It has come to my attention here at Chancing My Arm Towers that there is a growing fondness for classing the readers of any particular blog as one distinct group, easily referred to by some humorous plural noun. It works beautifully for summarily dismissing any large number of people.
Bock's readers are Bockolytes (but not, I repeat not, minions). Twenty, being special, gets to have both Bootboys and Lapdogs. Gimme's readers are, I dunno, Dickheads, probably.

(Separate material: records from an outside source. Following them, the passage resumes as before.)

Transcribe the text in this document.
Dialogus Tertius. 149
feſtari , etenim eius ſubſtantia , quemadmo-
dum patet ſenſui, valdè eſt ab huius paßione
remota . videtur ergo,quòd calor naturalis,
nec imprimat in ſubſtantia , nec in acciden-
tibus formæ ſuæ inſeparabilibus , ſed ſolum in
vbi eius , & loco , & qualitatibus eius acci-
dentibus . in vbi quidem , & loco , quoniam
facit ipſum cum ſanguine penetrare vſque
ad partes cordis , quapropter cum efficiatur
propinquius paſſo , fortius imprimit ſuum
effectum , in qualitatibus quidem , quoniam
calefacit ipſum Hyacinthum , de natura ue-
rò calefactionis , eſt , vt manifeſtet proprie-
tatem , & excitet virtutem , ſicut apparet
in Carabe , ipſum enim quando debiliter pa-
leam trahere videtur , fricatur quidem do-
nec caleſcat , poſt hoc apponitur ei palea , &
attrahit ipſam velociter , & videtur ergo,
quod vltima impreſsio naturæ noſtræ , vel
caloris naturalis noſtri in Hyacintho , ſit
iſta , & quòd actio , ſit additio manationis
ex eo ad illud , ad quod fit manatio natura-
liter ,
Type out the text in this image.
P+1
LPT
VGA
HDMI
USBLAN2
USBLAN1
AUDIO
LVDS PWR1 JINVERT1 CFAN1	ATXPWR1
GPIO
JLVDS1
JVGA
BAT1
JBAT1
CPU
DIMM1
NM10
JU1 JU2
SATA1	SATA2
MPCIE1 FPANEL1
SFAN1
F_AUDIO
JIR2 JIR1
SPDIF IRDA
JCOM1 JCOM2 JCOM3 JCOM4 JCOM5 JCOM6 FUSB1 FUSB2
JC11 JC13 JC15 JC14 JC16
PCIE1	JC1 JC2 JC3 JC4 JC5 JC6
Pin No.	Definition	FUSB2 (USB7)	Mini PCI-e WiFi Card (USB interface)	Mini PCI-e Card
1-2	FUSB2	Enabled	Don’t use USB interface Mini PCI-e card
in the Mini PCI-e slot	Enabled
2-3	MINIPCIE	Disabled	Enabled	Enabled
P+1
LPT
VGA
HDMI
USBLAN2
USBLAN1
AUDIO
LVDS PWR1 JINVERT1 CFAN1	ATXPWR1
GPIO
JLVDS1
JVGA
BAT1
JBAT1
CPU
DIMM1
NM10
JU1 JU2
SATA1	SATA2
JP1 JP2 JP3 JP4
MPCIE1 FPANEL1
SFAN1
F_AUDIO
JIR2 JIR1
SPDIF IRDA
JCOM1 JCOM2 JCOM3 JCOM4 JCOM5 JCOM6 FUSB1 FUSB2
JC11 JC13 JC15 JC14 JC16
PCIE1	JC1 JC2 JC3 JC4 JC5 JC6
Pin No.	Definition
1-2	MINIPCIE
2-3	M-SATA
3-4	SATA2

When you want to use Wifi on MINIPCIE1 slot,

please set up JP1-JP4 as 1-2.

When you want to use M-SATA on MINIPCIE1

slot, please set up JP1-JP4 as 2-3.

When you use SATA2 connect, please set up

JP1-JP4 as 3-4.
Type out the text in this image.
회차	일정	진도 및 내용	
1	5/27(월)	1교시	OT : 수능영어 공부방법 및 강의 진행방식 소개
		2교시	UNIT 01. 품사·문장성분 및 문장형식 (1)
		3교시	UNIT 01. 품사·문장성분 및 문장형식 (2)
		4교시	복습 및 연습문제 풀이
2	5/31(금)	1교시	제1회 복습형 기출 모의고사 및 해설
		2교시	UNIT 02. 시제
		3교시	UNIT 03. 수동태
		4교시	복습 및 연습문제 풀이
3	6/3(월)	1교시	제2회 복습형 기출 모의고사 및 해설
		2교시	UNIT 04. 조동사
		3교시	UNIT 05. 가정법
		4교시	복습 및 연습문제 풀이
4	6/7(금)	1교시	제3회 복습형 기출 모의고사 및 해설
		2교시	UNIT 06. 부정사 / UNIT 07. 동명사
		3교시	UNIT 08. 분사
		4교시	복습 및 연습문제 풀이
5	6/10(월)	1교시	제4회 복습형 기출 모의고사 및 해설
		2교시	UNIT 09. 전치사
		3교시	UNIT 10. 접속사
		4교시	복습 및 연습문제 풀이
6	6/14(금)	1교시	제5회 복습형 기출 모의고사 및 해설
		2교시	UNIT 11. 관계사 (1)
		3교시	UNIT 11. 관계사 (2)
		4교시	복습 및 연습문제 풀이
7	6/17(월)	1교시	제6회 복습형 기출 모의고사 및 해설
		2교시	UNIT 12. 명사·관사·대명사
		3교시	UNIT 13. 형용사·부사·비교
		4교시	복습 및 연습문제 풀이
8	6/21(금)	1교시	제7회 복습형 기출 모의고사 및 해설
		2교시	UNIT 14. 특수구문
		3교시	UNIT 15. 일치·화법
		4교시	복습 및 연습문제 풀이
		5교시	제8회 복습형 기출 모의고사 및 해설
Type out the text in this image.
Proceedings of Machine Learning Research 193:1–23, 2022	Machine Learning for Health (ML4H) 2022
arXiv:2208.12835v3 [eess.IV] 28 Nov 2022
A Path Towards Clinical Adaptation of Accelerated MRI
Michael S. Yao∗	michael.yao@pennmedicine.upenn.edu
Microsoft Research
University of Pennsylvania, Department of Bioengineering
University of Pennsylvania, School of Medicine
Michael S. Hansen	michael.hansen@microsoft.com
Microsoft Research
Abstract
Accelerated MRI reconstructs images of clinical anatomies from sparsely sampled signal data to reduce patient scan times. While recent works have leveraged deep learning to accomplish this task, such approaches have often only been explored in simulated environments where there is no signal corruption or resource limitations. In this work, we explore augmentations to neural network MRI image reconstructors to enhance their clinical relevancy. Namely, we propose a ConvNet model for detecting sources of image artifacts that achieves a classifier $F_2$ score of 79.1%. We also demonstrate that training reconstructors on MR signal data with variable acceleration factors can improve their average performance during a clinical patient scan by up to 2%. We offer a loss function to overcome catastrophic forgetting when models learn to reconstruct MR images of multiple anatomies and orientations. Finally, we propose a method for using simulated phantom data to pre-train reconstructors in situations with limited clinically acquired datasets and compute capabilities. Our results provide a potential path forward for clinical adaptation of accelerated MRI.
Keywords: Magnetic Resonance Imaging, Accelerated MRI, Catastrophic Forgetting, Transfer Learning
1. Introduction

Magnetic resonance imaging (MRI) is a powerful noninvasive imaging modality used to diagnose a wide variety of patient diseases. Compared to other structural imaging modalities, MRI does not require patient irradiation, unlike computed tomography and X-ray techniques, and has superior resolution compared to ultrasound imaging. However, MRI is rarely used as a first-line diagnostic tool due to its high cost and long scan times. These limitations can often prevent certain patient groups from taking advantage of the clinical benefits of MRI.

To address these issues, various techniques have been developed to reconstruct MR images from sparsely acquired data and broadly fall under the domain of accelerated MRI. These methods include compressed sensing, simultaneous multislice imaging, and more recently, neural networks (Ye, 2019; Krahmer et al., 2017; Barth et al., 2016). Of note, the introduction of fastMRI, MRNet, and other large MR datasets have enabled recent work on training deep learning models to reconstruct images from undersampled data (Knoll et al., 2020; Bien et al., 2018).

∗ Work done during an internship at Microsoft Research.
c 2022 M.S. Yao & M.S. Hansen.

So now I have come to the realisation that you, my dear readers, you who unerringly read my every utterance with nary a moment of doubt in your mind, you, too, deserve a collective title to properly indicate your full uniformity of thought and venom. You have earned this right through your regular attendance, haphazard commenting, and steadfast, unswerving agreement with everything I say. Because you only read my blog, right?
But what to call you? The Chancing My Army? Too obvious. Andrew's Arseholes? No, no, no. Should I call you Legion, for you are many? Hmmm...you're not that many. From today and forever more I christen you Andrew's Elite Death Squadron of Crack Robot Warriors in Pursuit of the Upholding of Truth, Justice, Righteousness, Global Hegemony and All-Round Superbness and Excellence. It was only one of a number of submissions from a think-tank (oh, how I love a good think-tank) consisting of Kofi Annan, Former Taoiseach Albert Reynolds, Dale Winton and Senator George Mitchell. I chose it for its concise expression of all that I stand for.
You will, of course, all be given ranks within AEDSCRWPUTJRGHARSE (for short). Expressions of your warm admiration in comments will not help you gain a favourable commanding position in AEDSCRWPUTJRGHARSE, as I know you all already harbour such thoughts toward me (I really must thank you for those, I use them to heat my manservant's quarters at night). But I am now ready to reveal that you, Bloglines subscriber in New Delhi (yes, you, I see you there), shall be awarded the rank of Starboard Admiral. And you, mystery reader in Fethard, Co. Tipperary whom I contemplated popping in for a cup of tea, slice of brack and an old chinwag with in on my way down to Cork a few months ago, you can be Wing Commander (I don't know which wing yet).
And you all, from now on, shall be expected, nay, ordered to excoriate, eviscerate and email any other bloggers whose opinion differ from those stipulated in the contract you all signed up to when you agreed to read this blog. And, naturally, write nasty posts about them on your own inferior blogs, should you have them. But only, only on my command. Heel!